Humanlike Cognitive Patterns as Emergent Phenomena in Large Language Models
Zhisheng Tang, Mayank Kejriwal
TL;DR
The paper tackles whether emergent cognitive patterns in LLMs mirror human decision-making, reasoning, and creativity by systematically reviewing studies that benchmark LLMs against human performance on established tasks. It finds that LLMs exhibit several human-like decision biases, GPT-4 shows more deliberative System-2-like reasoning with improved task comprehension, and language-based creativity is robust while divergent thinking and real-world grounding lag. The authors discuss limitations, including memory, attention, and grounding, and advocate for open-model benchmarking and careful deployment to harness collaborative creativity while mitigating risks. The work provides a framework for future research on memory, attention, and open-source development to better understand and guide AI cognition.
Abstract
Research on emergent patterns in Large Language Models (LLMs) has gained significant traction in both psychology and artificial intelligence, motivating the need for a comprehensive review that offers a synthesis of this complex landscape. In this article, we systematically review LLMs' capabilities across three important cognitive domains: decision-making biases, reasoning, and creativity. We use empirical studies drawing on established psychological tests and compare LLMs' performance to human benchmarks.
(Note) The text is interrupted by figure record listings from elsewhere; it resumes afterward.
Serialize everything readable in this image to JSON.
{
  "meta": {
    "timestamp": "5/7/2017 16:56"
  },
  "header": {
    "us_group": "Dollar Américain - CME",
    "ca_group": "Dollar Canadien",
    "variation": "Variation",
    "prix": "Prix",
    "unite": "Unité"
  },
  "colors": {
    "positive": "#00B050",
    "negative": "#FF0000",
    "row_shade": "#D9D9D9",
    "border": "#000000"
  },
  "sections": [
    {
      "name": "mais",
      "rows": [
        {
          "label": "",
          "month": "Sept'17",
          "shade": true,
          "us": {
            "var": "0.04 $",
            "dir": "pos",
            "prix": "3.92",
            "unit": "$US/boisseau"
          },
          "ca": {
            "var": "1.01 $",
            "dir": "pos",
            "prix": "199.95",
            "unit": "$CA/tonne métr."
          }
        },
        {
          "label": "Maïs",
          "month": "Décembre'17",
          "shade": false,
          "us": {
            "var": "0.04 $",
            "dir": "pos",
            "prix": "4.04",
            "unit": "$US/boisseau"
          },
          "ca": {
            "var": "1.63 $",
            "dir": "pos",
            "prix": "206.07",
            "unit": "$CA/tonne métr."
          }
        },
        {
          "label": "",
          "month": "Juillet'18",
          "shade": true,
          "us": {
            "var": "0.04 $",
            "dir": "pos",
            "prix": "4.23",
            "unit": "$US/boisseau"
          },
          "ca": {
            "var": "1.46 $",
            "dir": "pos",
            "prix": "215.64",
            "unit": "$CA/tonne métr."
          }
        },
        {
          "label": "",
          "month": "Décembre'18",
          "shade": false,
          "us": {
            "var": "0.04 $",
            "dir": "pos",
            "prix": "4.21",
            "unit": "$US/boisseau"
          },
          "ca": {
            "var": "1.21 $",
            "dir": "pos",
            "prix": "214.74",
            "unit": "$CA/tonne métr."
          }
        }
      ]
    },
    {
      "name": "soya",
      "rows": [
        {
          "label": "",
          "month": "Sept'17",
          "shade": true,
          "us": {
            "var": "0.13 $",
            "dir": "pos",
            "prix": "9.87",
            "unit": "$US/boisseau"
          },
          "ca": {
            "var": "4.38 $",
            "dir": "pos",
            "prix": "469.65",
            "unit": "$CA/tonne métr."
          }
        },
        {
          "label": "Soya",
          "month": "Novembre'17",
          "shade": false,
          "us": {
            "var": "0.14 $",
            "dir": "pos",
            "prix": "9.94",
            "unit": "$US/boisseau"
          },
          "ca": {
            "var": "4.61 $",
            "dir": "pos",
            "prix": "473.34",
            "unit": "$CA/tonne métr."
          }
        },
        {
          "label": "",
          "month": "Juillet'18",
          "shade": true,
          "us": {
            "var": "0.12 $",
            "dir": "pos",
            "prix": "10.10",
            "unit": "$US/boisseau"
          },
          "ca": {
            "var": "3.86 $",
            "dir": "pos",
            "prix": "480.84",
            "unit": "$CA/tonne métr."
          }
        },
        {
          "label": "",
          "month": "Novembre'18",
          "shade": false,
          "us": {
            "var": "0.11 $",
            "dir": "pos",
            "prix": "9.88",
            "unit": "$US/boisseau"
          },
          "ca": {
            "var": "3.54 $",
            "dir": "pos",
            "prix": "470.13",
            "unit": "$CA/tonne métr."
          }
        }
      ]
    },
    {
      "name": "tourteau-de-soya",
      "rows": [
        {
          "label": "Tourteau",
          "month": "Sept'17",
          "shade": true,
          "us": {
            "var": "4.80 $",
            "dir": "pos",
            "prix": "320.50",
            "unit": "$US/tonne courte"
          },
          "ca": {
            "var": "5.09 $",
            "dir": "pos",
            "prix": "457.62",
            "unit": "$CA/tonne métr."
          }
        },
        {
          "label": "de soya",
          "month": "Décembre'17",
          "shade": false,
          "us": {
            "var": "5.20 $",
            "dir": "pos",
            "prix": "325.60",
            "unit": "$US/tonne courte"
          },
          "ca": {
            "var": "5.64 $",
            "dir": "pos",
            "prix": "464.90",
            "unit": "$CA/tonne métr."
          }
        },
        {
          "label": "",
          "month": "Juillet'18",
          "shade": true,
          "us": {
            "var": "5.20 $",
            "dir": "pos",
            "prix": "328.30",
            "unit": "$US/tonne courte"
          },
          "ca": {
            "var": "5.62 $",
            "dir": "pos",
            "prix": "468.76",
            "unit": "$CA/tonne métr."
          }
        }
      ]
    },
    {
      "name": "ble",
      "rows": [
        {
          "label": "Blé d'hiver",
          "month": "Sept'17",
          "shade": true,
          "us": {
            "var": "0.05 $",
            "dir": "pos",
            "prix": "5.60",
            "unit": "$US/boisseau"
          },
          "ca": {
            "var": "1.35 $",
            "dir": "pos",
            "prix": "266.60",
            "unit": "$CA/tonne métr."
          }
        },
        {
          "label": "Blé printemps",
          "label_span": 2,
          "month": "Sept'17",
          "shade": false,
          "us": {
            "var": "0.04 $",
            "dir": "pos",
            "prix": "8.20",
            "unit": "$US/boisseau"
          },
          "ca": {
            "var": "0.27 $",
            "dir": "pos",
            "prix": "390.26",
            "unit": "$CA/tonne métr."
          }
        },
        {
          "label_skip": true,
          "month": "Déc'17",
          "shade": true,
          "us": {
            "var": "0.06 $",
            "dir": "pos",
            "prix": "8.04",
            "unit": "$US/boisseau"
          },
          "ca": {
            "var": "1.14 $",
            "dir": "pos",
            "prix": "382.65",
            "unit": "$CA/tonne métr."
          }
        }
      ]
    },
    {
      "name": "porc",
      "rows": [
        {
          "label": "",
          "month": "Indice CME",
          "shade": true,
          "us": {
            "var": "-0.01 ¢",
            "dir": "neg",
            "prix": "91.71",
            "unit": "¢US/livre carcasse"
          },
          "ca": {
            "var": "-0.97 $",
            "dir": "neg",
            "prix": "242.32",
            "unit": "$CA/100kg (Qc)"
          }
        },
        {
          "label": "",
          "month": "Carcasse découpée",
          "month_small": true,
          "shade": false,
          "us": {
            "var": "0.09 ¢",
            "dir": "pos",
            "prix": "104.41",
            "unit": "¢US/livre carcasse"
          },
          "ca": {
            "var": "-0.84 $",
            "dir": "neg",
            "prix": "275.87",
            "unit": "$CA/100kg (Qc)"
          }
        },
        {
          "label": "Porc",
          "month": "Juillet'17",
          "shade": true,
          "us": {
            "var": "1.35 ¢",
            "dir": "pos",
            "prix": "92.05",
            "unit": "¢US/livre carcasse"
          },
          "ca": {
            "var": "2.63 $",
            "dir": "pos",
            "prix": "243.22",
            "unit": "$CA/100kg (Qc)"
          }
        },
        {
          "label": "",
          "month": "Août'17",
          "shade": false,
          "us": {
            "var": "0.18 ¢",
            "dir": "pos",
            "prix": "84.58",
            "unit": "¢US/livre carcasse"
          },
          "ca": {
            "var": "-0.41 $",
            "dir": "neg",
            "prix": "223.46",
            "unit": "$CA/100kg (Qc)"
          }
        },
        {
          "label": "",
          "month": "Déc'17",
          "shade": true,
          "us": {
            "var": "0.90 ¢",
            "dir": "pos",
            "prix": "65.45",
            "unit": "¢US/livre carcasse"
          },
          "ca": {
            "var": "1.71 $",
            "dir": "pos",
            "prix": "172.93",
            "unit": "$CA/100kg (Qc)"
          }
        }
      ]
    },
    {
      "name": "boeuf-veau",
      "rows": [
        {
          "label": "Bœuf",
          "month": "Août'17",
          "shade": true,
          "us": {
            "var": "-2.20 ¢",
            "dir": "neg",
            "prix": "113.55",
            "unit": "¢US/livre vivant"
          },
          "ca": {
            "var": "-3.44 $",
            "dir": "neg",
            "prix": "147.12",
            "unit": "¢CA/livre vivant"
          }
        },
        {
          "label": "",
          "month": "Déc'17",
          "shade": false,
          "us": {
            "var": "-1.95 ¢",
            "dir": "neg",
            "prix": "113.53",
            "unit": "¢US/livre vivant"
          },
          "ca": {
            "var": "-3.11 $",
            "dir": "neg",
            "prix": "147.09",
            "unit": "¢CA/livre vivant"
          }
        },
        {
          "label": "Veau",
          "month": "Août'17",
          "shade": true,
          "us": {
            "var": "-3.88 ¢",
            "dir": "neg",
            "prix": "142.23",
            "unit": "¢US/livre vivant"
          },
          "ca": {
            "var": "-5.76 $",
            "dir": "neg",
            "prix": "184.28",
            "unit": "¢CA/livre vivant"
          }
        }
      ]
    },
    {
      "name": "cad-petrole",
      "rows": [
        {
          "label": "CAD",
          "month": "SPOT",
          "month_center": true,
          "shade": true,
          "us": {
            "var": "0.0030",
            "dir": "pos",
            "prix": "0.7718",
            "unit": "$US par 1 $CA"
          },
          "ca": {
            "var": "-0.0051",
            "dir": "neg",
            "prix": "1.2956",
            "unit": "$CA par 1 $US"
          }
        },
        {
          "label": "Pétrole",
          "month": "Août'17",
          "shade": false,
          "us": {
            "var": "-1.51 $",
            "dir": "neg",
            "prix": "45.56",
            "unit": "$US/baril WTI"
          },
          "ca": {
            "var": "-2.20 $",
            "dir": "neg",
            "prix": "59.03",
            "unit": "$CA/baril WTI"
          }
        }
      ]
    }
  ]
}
On decision-making, our synthesis reveals that while LLMs demonstrate several human-like biases, some biases observed in humans are absent, indicating cognitive patterns that only partially align with human decision-making. On reasoning, advanced LLMs like GPT-4 exhibit deliberative reasoning akin to human System-2 thinking, while smaller models fall short of human-level performance. A distinct dichotomy emerges in creativity: while LLMs excel in language-based creative tasks, such as storytelling, they struggle with divergent thinking tasks that require real-world context. Nonetheless, studies suggest that LLMs hold considerable potential as collaborators, augmenting creativity in human-machine problem-solving settings. Discussing key limitations, we also offer guidance for future research in areas such as memory, attention, and open-source model development.